We happened upon a tango class. Lovely Alejandra (L) gave us two lessons before she and Ariel returned to Buenos Aires. In the class we met lovely Lidia (R) who happens to be a masseuse … Today she fought with the writers’ knots in our backs — and won. Tomorrow we’re going to let her have our forty digits. My first-ever mani-pedi-cure. Don’t cry for me (in) Argentina…
2 comments
Sep
15
2009
Okay, so the risotto looks oddly like the jellyfish I saw washed up on one of those toxic Auckland beaches the day before I came here, but it tasted fantastic (except that the mushrooms had the texture of, well, jellyfish, probably).
Talking of mushrooms, an hour up the road is the fast-growing city of Mar del Plata, filled in summer with tens of thousands of portenos — Buenos Aireans on holiday. Down at the port, sea lions sport amongst the fishing boats. They make Otago’s ‘Mum’ look like a pixie.
The next largest mammal frequenting our neck of the woods … every house has one, many two. This wag was beside itself to be petted; most are functional. They guard the house.

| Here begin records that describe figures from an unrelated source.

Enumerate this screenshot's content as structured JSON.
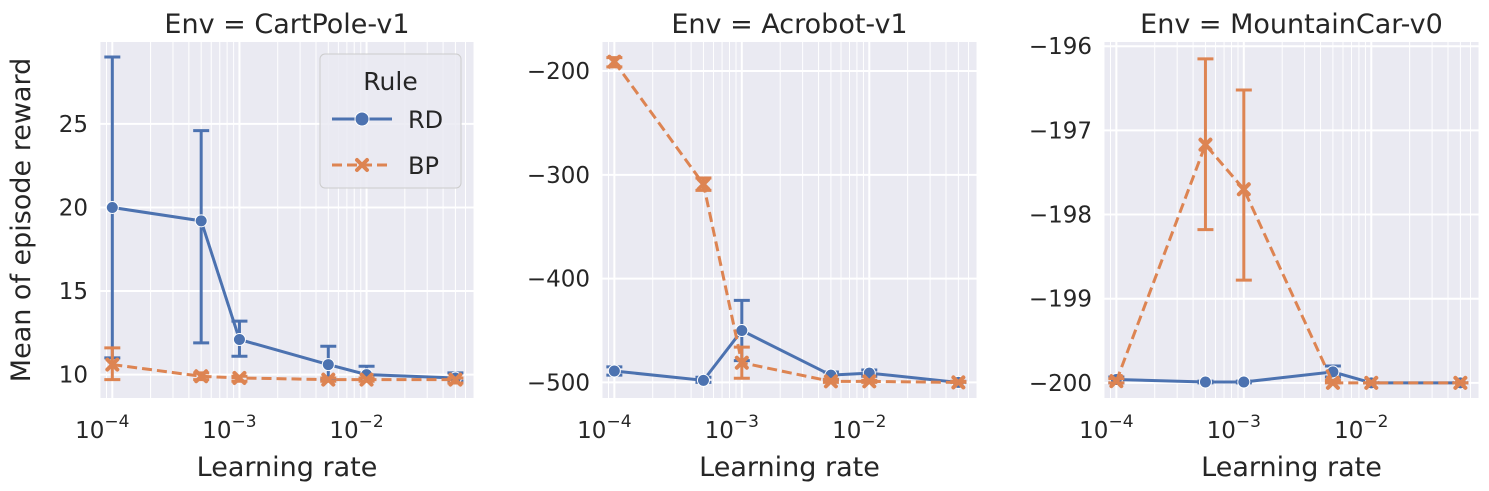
{
  "chart_data": [
    {
      "type": "line",
      "title": "Env = CartPole-v1",
      "xlabel": "Learning rate",
      "ylabel": "Mean of episode reward",
      "xscale": "log",
      "xlim": [
        8e-05,
        0.07
      ],
      "ylim": [
        8.6,
        29.9
      ],
      "yticks": [
        10,
        15,
        20,
        25
      ],
      "xticks": [
        0.0001,
        0.001,
        0.01
      ],
      "xtick_labels": [
        [
          "10",
          "−4"
        ],
        [
          "10",
          "−3"
        ],
        [
          "10",
          "−2"
        ]
      ],
      "grid": true,
      "legend": {
        "title": "Rule",
        "placement": "upper right"
      },
      "series": [
        {
          "name": "RD",
          "color": "#4c72b0",
          "dash": "solid",
          "marker": "circle",
          "points": [
            {
              "x": 0.0001,
              "y": 20.0,
              "lo": 11.0,
              "hi": 29.0
            },
            {
              "x": 0.0005,
              "y": 19.2,
              "lo": 11.9,
              "hi": 24.6
            },
            {
              "x": 0.001,
              "y": 12.1,
              "lo": 11.1,
              "hi": 13.2
            },
            {
              "x": 0.005,
              "y": 10.6,
              "lo": 9.7,
              "hi": 11.7
            },
            {
              "x": 0.01,
              "y": 10.0,
              "lo": 9.7,
              "hi": 10.5
            },
            {
              "x": 0.05,
              "y": 9.8,
              "lo": 9.6,
              "hi": 10.1
            }
          ]
        },
        {
          "name": "BP",
          "color": "#dd8452",
          "dash": "dashed",
          "marker": "x",
          "points": [
            {
              "x": 0.0001,
              "y": 10.6,
              "lo": 9.7,
              "hi": 11.6
            },
            {
              "x": 0.0005,
              "y": 9.9,
              "lo": 9.7,
              "hi": 10.1
            },
            {
              "x": 0.001,
              "y": 9.8,
              "lo": 9.6,
              "hi": 9.9
            },
            {
              "x": 0.005,
              "y": 9.7,
              "lo": 9.6,
              "hi": 9.8
            },
            {
              "x": 0.01,
              "y": 9.7,
              "lo": 9.6,
              "hi": 9.8
            },
            {
              "x": 0.05,
              "y": 9.7,
              "lo": 9.5,
              "hi": 9.8
            }
          ]
        }
      ]
    },
    {
      "type": "line",
      "title": "Env = Acrobot-v1",
      "xlabel": "Learning rate",
      "ylabel": "",
      "xscale": "log",
      "xlim": [
        8e-05,
        0.07
      ],
      "ylim": [
        -515,
        -172
      ],
      "yticks": [
        -500,
        -400,
        -300,
        -200
      ],
      "ytick_labels": [
        "−500",
        "−400",
        "−300",
        "−200"
      ],
      "xticks": [
        0.0001,
        0.001,
        0.01
      ],
      "xtick_labels": [
        [
          "10",
          "−4"
        ],
        [
          "10",
          "−3"
        ],
        [
          "10",
          "−2"
        ]
      ],
      "grid": true,
      "series": [
        {
          "name": "RD",
          "color": "#4c72b0",
          "dash": "solid",
          "marker": "circle",
          "points": [
            {
              "x": 0.0001,
              "y": -489,
              "lo": -493,
              "hi": -485
            },
            {
              "x": 0.0005,
              "y": -498,
              "lo": -500,
              "hi": -495
            },
            {
              "x": 0.001,
              "y": -450,
              "lo": -479,
              "hi": -421
            },
            {
              "x": 0.005,
              "y": -493,
              "lo": -497,
              "hi": -490
            },
            {
              "x": 0.01,
              "y": -491,
              "lo": -494,
              "hi": -488
            },
            {
              "x": 0.05,
              "y": -500,
              "lo": -500,
              "hi": -499
            }
          ]
        },
        {
          "name": "BP",
          "color": "#dd8452",
          "dash": "dashed",
          "marker": "x",
          "points": [
            {
              "x": 0.0001,
              "y": -191,
              "lo": -196,
              "hi": -187
            },
            {
              "x": 0.0005,
              "y": -309,
              "lo": -315,
              "hi": -303
            },
            {
              "x": 0.001,
              "y": -481,
              "lo": -496,
              "hi": -466
            },
            {
              "x": 0.005,
              "y": -499,
              "lo": -500,
              "hi": -497
            },
            {
              "x": 0.01,
              "y": -499,
              "lo": -500,
              "hi": -498
            },
            {
              "x": 0.05,
              "y": -500,
              "lo": -500,
              "hi": -499
            }
          ]
        }
      ]
    },
    {
      "type": "line",
      "title": "Env = MountainCar-v0",
      "xlabel": "Learning rate",
      "ylabel": "",
      "xscale": "log",
      "xlim": [
        8e-05,
        0.07
      ],
      "ylim": [
        -200.18,
        -195.95
      ],
      "yticks": [
        -200,
        -199,
        -198,
        -197,
        -196
      ],
      "ytick_labels": [
        "−200",
        "−199",
        "−198",
        "−197",
        "−196"
      ],
      "xticks": [
        0.0001,
        0.001,
        0.01
      ],
      "xtick_labels": [
        [
          "10",
          "−4"
        ],
        [
          "10",
          "−3"
        ],
        [
          "10",
          "−2"
        ]
      ],
      "grid": true,
      "series": [
        {
          "name": "RD",
          "color": "#4c72b0",
          "dash": "solid",
          "marker": "circle",
          "points": [
            {
              "x": 0.0001,
              "y": -199.96,
              "lo": -200.0,
              "hi": -199.93
            },
            {
              "x": 0.0005,
              "y": -199.99,
              "lo": -200.0,
              "hi": -199.98
            },
            {
              "x": 0.001,
              "y": -199.99,
              "lo": -200.0,
              "hi": -199.98
            },
            {
              "x": 0.005,
              "y": -199.87,
              "lo": -199.93,
              "hi": -199.8
            },
            {
              "x": 0.01,
              "y": -200.0,
              "lo": -200.0,
              "hi": -200.0
            },
            {
              "x": 0.05,
              "y": -200.0,
              "lo": -200.0,
              "hi": -200.0
            }
          ]
        },
        {
          "name": "BP",
          "color": "#dd8452",
          "dash": "dashed",
          "marker": "x",
          "points": [
            {
              "x": 0.0001,
              "y": -199.98,
              "lo": -200.0,
              "hi": -199.95
            },
            {
              "x": 0.0005,
              "y": -197.17,
              "lo": -198.18,
              "hi": -196.15
            },
            {
              "x": 0.001,
              "y": -197.7,
              "lo": -198.78,
              "hi": -196.52
            },
            {
              "x": 0.005,
              "y": -200.0,
              "lo": -200.0,
              "hi": -199.97
            },
            {
              "x": 0.01,
              "y": -200.0,
              "lo": -200.0,
              "hi": -200.0
            },
            {
              "x": 0.05,
              "y": -200.0,
              "lo": -200.0,
              "hi": -200.0
            }
          ]
        }
      ]
    }
  ]
}
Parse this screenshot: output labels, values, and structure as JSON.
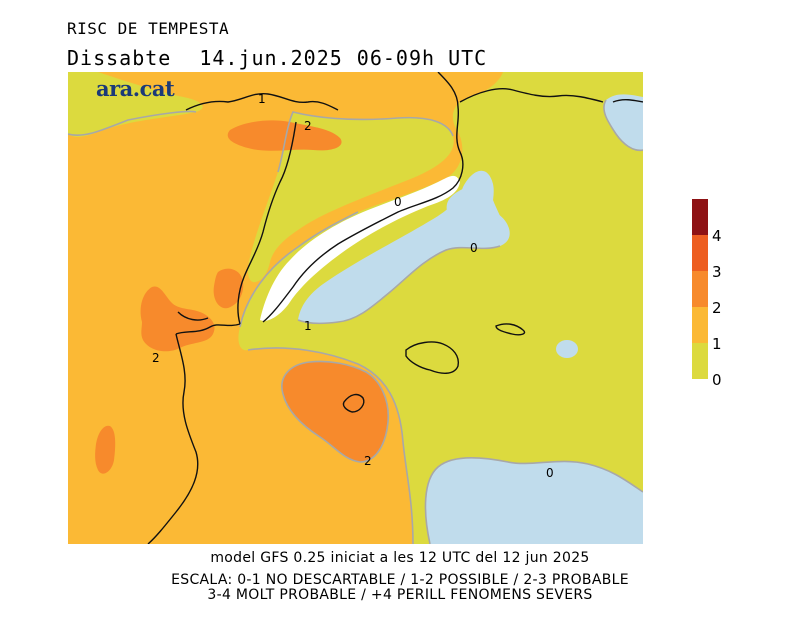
{
  "header": {
    "title": "RISC DE TEMPESTA",
    "day": "Dissabte",
    "date": "14.jun.2025",
    "time_range": "06-09h UTC"
  },
  "logo": {
    "text": "ara.cat"
  },
  "map": {
    "colors": {
      "level_0": "#c0dcec",
      "level_0_1": "#dcda3e",
      "level_1_2": "#fbb935",
      "level_2_3": "#f78a2c",
      "level_3_4": "#ed5e21",
      "level_4": "#8e1214",
      "no_data": "#ffffff",
      "border_lines": "#a8a8a8",
      "coast_lines": "#111111"
    },
    "contour_labels": [
      "1",
      "2",
      "0",
      "0",
      "1",
      "2",
      "2",
      "0"
    ]
  },
  "legend": {
    "labels": [
      "4",
      "3",
      "2",
      "1",
      "0"
    ]
  },
  "footer": {
    "line1": "model GFS 0.25 iniciat a les 12 UTC del 12 jun 2025",
    "line2": "ESCALA: 0-1 NO DESCARTABLE / 1-2 POSSIBLE / 2-3 PROBABLE",
    "line3": "3-4 MOLT PROBABLE / +4 PERILL FENOMENS SEVERS"
  }
}
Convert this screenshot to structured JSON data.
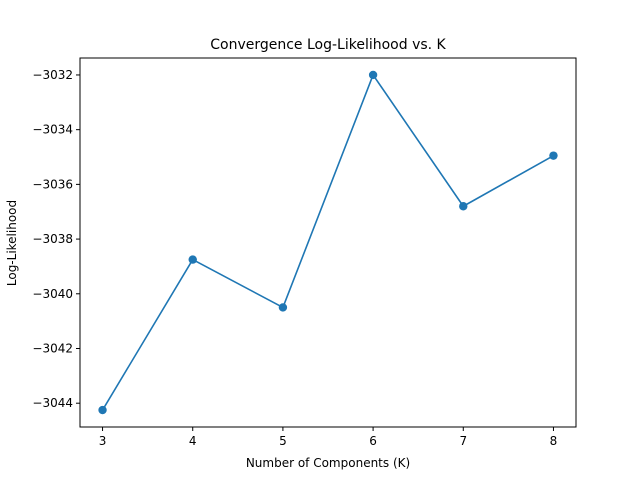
{
  "chart_data": {
    "type": "line",
    "title": "Convergence Log-Likelihood vs. K",
    "xlabel": "Number of Components (K)",
    "ylabel": "Log-Likelihood",
    "x": [
      3,
      4,
      5,
      6,
      7,
      8
    ],
    "series": [
      {
        "values": [
          -3044.25,
          -3038.75,
          -3040.5,
          -3032.0,
          -3036.8,
          -3034.95
        ],
        "color": "#1f77b4",
        "marker": "circle"
      }
    ],
    "xlim": [
      2.75,
      8.25
    ],
    "ylim": [
      -3044.87,
      -3031.38
    ],
    "xticks": [
      "3",
      "4",
      "5",
      "6",
      "7",
      "8"
    ],
    "yticks": [
      "−3044",
      "−3042",
      "−3040",
      "−3038",
      "−3036",
      "−3034",
      "−3032"
    ],
    "grid": false
  }
}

I walked home from lunch, half an hour along the Atlantic. Note the nor’west arch, and those are mares’ tails on the left. I thought I saw a penguin in the surf, looking to come ashore, but the sandhills are so (newly) built up, there must be many, many birds that have lost their original habitat.
I’m thinking of painting the brickwork when I get home.
2 comments
Sep
12
2009
Wanting soap, I held my hands under the pink thing. Waved them about. Squeezed it. Nada. Then I realised it was the soap. You wet your hands and carress it…
Go out the door of our little house and look left due west up the sandy road. La pampa begins.
Drive for an hour and a half to Ayacucha. Have a cup of coffee and wonder where everybody is.
Talking about the colour, okay? Fooksia.
I was alarmed when Elena whooped and began to scrabble up these hongos from under the pine trees. You know, the sort that turn to slime, the ones you’d tell your children not to touch. Perfecto, she says. Tomorrow’s risotto. Watch this space.
4 comments
Sep
7
2009

… to Pinamar four hours down the Atlantic coast.

That’s taken up the first week in Argentina. We’re doing some good work on our novel, have hired bikes which we park inside at night like two pampered ponies. I’m working my way through Spanish Pastries 1, and Calvin and Hobbes, the Spanish version, for the sake of mi languaje.
Papa! Papa! Donde guardas las pistolas?